Senza (lo scudetto e le coppe di) cragnotti e la sua
maledizione (

), stante il cammino delle merde, ora eravamo una bella espanyol italiana. Ma vuoi mettere? almeno c'era continuità coi tempi bui, sempre pochi saremmo allo stadio però.
Il problema di queste analisi romantiche (la cui parte romantica è smentita dai fatti, cuchillo docet) è che il mondo è andato avanti, la vita è completamente diversa da allora ed anche le nuove generazioni vivono il calcio in un modo quasi opposto, direi.

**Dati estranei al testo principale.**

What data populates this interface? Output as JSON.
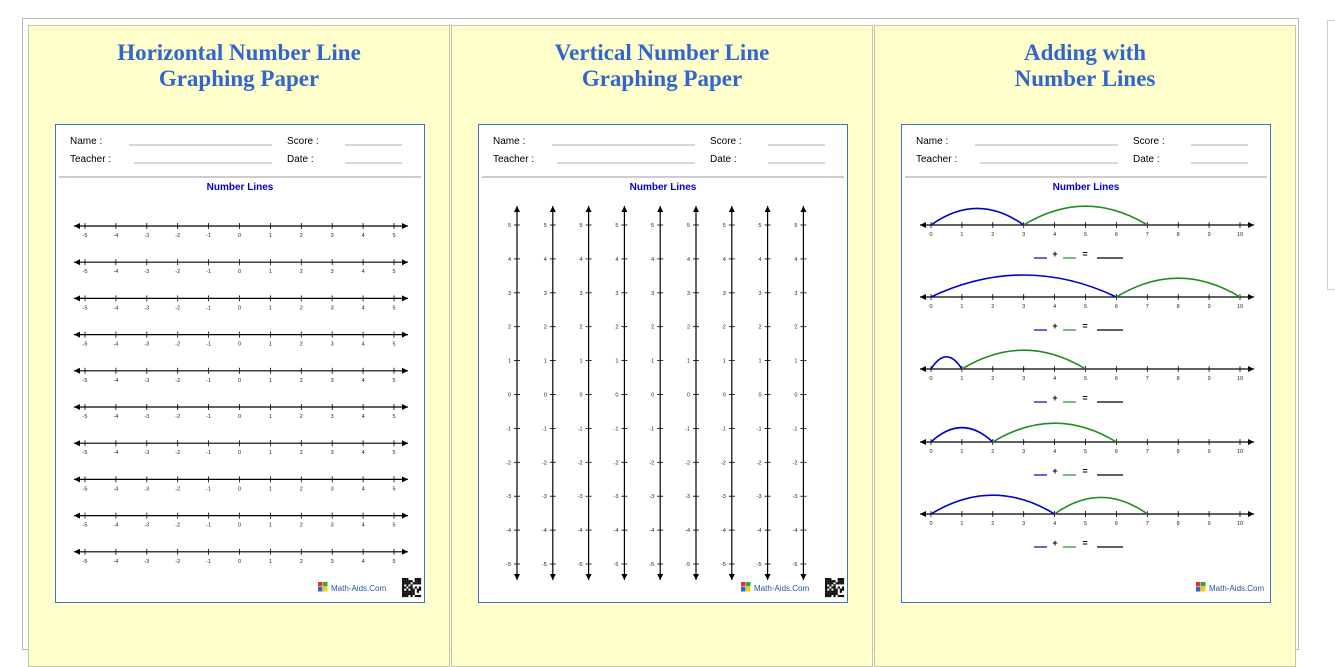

Come dice IB la comunicazioni che una volta era fisica, analogica, ora è digitale, ci sono le paytv, ci sono gli streaming, ci sono le radio (multiple, neh) che offrono la possibilità di vedere le partite in uno studio assieme a loro... E' cambiato tutto, Roma è una città particolare e questo è un altro tassello importante.
Basta analizzare i numeri dei romanisti per capire che nonostante siano molti di più, allo stadio sono ben pochini rispetto alle potenzialità.
No, Cragnotti sia benedetto in lungo ed in largo, perché lui si nell'era del calcio moderno ci ha permesso di non essere una fiorentina qualsiasi.